ユンの両親がユンを練習に送り届けるために迎えに来る事になっていた。

8時15分。

お母さんが家まで来て私の分のお弁当も作ったと渡してくれた。


お弁当の中には唐揚げが入っていた。

気持ちが嬉しい。

気持ちに応えたくて頑張って全部食べた。



来週の土曜日から春の大会が始まるため、

翌日、日曜日も一日練習がある。

お母さんは今日もお弁当を作ってくれた。


夜は2回目の診察。

少し踏み込んだ話をした。



その日の夜は、夢にジェヒョンが出て来てしまって泣いて起きた。

ユンはいつまでも抱きしめて体を撫で続けてくれた。



――――――――――――――――

ユンの両親は、手を替え品を替え

毎日何かと理由を付けて来てくれた。


おかずを作って持って来てくれたり、

スイーツを買って来てくれたり

パズルや趣味になり得そうなものを用意して持って来てくれた。


みんなが私を気遣い気に掛け、労わってくれた。










本当は…




もっと…






気遣い気に掛け、労わってあげなければならない人が居たのに…




大人達は気付かなかった。




私でさえも…。






ジェヒョンの悪意は形を変えて、触手を伸ばしユンの心まで蝕んでいた。





その事に気が付いたのは、大学バスケ部春の大会の前日、金曜日の会話がきっかけだった。

 




「明日試合だし、今日は自分のお家に帰ってゆっくり寝た方が良いんじゃないかなぁ。私のせいで眠れてないでしょ?(苦笑)」




「明日…、試合には出ないからアミと居る。

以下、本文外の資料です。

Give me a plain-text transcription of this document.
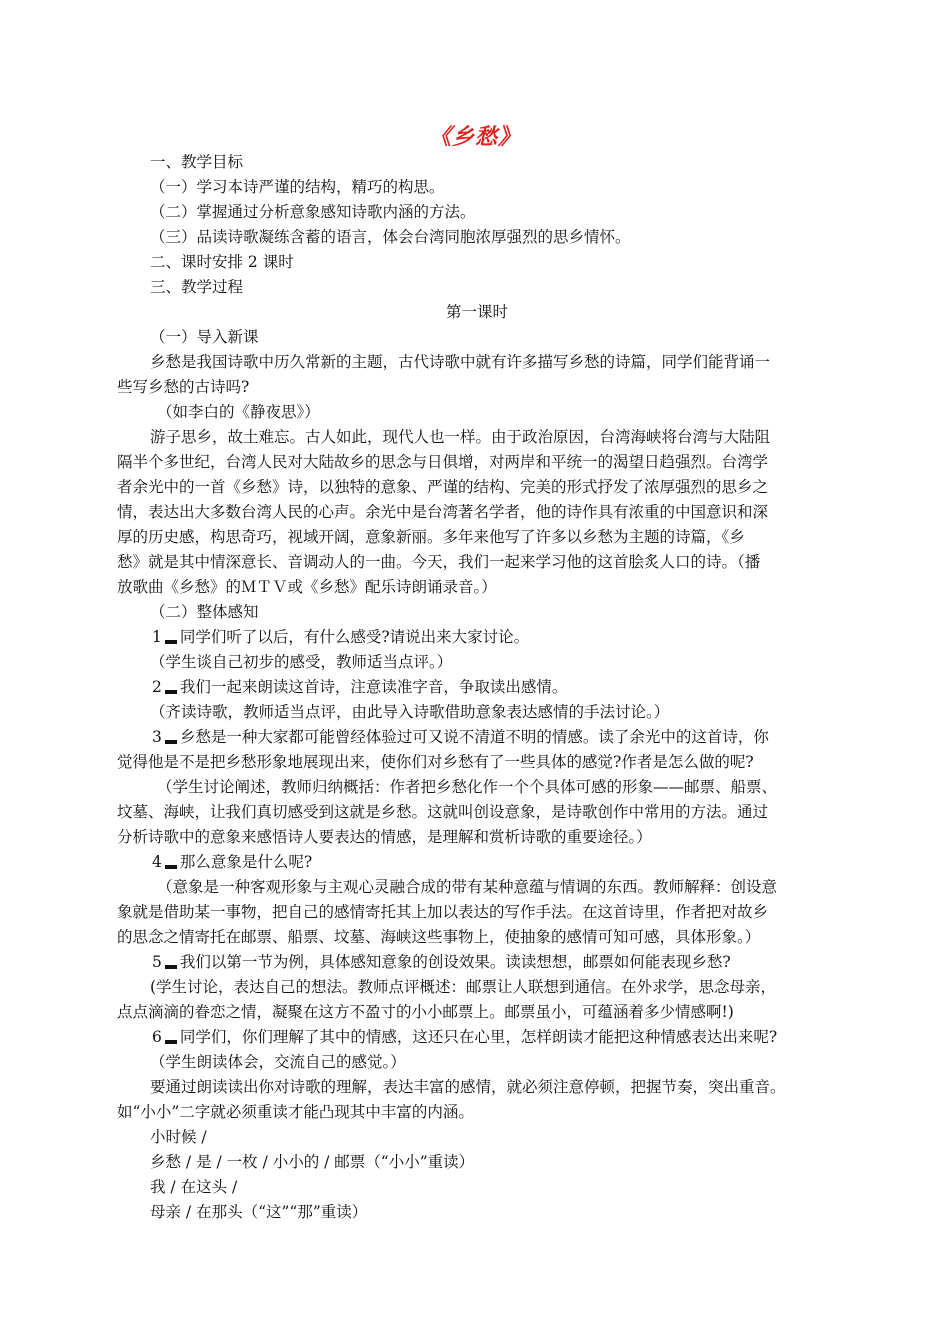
《乡愁》
一、教学目标
（一）学习本诗严谨的结构，精巧的构思。
（二）掌握通过分析意象感知诗歌内涵的方法。
（三）品读诗歌凝练含蓄的语言，体会台湾同胞浓厚强烈的思乡情怀。
二、课时安排 2 课时
三、教学过程
第一课时
（一）导入新课
乡愁是我国诗歌中历久常新的主题，古代诗歌中就有许多描写乡愁的诗篇，同学们能背诵一
些写乡愁的古诗吗?
（如李白的《静夜思》）
游子思乡，故土难忘。古人如此，现代人也一样。由于政治原因，台湾海峡将台湾与大陆阻
隔半个多世纪，台湾人民对大陆故乡的思念与日俱增，对两岸和平统一的渴望日趋强烈。台湾学
者余光中的一首《乡愁》诗，以独特的意象、严谨的结构、完美的形式抒发了浓厚强烈的思乡之
情，表达出大多数台湾人民的心声。余光中是台湾著名学者，他的诗作具有浓重的中国意识和深
厚的历史感，构思奇巧，视域开阔，意象新丽。多年来他写了许多以乡愁为主题的诗篇，《乡
愁》就是其中情深意长、音调动人的一曲。今天，我们一起来学习他的这首脍炙人口的诗。（播
放歌曲《乡愁》的ＭＴＶ或《乡愁》配乐诗朗诵录音。）
（二）整体感知
1 同学们听了以后，有什么感受?请说出来大家讨论。
（学生谈自己初步的感受，教师适当点评。）
2 我们一起来朗读这首诗，注意读准字音，争取读出感情。
（齐读诗歌，教师适当点评，由此导入诗歌借助意象表达感情的手法讨论。）
3 乡愁是一种大家都可能曾经体验过可又说不清道不明的情感。读了余光中的这首诗，你
觉得他是不是把乡愁形象地展现出来，使你们对乡愁有了一些具体的感觉?作者是怎么做的呢?
（学生讨论阐述，教师归纳概括：作者把乡愁化作一个个具体可感的形象——邮票、船票、
坟墓、海峡，让我们真切感受到这就是乡愁。这就叫创设意象，是诗歌创作中常用的方法。通过
分析诗歌中的意象来感悟诗人要表达的情感，是理解和赏析诗歌的重要途径。）
4 那么意象是什么呢?
（意象是一种客观形象与主观心灵融合成的带有某种意蕴与情调的东西。教师解释：创设意
象就是借助某一事物，把自己的感情寄托其上加以表达的写作手法。在这首诗里，作者把对故乡
的思念之情寄托在邮票、船票、坟墓、海峡这些事物上，使抽象的感情可知可感，具体形象。）
5 我们以第一节为例，具体感知意象的创设效果。读读想想，邮票如何能表现乡愁?
(学生讨论，表达自己的想法。教师点评概述：邮票让人联想到通信。在外求学，思念母亲，
点点滴滴的眷恋之情，凝聚在这方不盈寸的小小邮票上。邮票虽小，可蕴涵着多少情感啊!)
6 同学们，你们理解了其中的情感，这还只在心里，怎样朗读才能把这种情感表达出来呢?
（学生朗读体会，交流自己的感觉。）
要通过朗读读出你对诗歌的理解，表达丰富的感情，就必须注意停顿，把握节奏，突出重音。
如“小小”二字就必须重读才能凸现其中丰富的内涵。
小时候 /
乡愁 / 是 / 一枚 / 小小的 / 邮票（“小小”重读）
我 / 在这头 /
母亲 / 在那头（“这”“那”重读）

」




「は?は? 何て? 何て言った?」



ユンはソファーに座り、足元を見ている。



「ねぇ?いま何て言ったの?」


私は母親に聞いた。


「し、試合に、出ない、って、言ったの?かしら?」


母親も困惑している。



「出ないってど、ど、どう言う事??」




「選ばれなかったから、出ないんだよ…」




ユンは瞬きもせず涙をポロポロと落として一点を見つめていた。


ソファーに座るユンの左側に正座して抱きしめた。


どうして選ばれなかったのか理解が出来ない。

選ばれなかった理由が1番理解出来ないのはユン自身だろう。

掛ける言葉が見つからずただひたすら抱きしめて背中や腕を撫でるしか出来なかった。


翌朝、お弁当を持ってユンのお母さんが家まで来た。


私の父親は単身赴任先の仕事がどうにもならず

昨日の朝帰ってしまっている。

母親しかいない。

母親がユンのお母さんに、ユンや私の代わりに説明した。


夢であれば良いのにと願っていても


現実は現実。



現実は私たちにどこまでも残酷だった。